While there was an almost equal number of genera collected for mosses and liverworts, the ratios of specimens per genus was not — 394/74 for mosses vs. 671/75 for liverworts. This difference can be accounted quantitatively and qualitatively by Lejeuneaceae. Not only were there 40 genera in that single family, 68 % of the genera were generalists, growing on 2 of the 6 substrates tested, hence the large number of total liverwort specimens encountered. At the same time that there was a higher generic diversity in Lejeuneaceae, the number of individuals per genus in this family is lower — 7.5 compared to the average 10.9 for liverworts in the remaining genera and 10.7 for mosses in general. Given that we employed haphazard floristic sampling, the number of specimens should reflect more or less the abundance of bryophytes in the garden. Such a difference in the specimen numbers of mosses and liverworts highlights the tropical nature of bryophyte distribution, in which liverworts tend to be more common than they do in the temperate zone (Pócs 1982).

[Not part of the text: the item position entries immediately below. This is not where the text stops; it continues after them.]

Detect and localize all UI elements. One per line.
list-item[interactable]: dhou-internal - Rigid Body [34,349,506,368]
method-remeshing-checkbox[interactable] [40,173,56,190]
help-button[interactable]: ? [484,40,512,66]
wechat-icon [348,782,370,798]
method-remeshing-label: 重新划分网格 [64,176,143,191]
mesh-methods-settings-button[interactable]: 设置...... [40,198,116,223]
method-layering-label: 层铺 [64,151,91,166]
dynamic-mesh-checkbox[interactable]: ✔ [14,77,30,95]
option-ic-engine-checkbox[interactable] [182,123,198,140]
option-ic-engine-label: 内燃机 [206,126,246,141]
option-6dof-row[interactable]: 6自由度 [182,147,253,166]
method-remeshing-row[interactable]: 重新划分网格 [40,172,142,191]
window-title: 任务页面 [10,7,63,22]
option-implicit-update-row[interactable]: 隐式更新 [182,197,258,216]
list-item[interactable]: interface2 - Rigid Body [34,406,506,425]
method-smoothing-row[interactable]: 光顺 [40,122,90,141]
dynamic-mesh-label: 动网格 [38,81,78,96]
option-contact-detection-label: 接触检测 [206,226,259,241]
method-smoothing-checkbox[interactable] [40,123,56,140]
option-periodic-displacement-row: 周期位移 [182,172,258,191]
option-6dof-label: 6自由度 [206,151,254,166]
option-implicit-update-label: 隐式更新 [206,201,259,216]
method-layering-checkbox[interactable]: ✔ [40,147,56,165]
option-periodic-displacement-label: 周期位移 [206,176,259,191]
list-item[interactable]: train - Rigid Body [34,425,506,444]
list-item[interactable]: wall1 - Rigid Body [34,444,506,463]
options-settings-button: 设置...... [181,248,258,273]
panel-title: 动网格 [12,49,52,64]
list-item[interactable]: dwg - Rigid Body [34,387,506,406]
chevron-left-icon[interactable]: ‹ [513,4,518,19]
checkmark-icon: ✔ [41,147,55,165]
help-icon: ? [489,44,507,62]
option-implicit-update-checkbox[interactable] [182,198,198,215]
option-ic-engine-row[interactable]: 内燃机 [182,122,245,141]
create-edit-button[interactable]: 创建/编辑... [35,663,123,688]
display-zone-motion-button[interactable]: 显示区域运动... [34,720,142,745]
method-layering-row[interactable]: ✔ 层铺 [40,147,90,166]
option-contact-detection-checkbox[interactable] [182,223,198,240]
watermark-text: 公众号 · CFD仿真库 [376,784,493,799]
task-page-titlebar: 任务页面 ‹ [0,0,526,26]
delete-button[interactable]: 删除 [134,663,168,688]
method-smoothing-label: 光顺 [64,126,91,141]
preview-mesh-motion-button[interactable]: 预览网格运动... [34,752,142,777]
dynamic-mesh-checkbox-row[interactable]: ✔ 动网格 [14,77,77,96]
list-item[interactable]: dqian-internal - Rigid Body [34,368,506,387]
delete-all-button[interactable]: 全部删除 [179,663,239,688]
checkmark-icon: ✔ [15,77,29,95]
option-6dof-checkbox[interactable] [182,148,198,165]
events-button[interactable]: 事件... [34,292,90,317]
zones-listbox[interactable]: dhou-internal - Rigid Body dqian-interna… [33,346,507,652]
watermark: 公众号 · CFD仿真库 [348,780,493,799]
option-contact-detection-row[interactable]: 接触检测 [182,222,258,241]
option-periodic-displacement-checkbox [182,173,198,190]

Our survey at Nectandra yielded 152 genera compared to 123 for Los Robles, 98 reported for Monteverde, 77 for Cocos and 36 for Santa Elena Peninsula. Given that the methodology and the surveyors differed at each site, it is not possible to make statistically meaningful comparisons. Nevertheless, it is useful to know the outcome of a coarse comparison among the five sites (Tables 2, 3, 4). The bryophyte richness at Los Robles is comparable to that at Nectandra, although they differ by 21 genera, the highest number of non-overlapping taxa among the 5 sites. Santa Elena Peninsula, not unexpectedly, was the least similar to Nectandra, due to the lower elevation and hotter and drier climate. Intriguingly, the bryodiversity on Cocos Island overlaps exactly with that of Nectandra at the genus level. Unfortunately, the survey on Cocos Island was done in a very small area (0.8 ha) and therefore difficult to compare with more certainty. Lastly, our nearest neighbor Monteverde has 90% of the taxa in common with Nectandra, with 9 distinct families. Our results are consistent with a similar but higher diversity at Nectandra than that of Monteverde. It is noteworthy that just in the Lejeuneaceae alone, 40 genera were collected at Nectandra, compared to 27 at Monteverde and 23 at Los Robles. Several families of mosses and liverworts were absent from Nectandra, but found in Monteverde and Los Robles. The absence can probably be attributed to our incomplete sampling from the canopy and other habitats or sampling missed in our survey. Sphagnum (Sphagnaceae), for example, only occurs in bogs with poor drainage and acidic water, which is not found in Nectandra. However the number of hornworts taxa at Nectandra was by far the highest among all the sites. Anthocerotaceae was present at Nectandra, Los Robles and on Cocos Island. Dendrocerotaceae was found at Monteverde and Nectandra whereas Notothyladaceae was unique to Nectandra.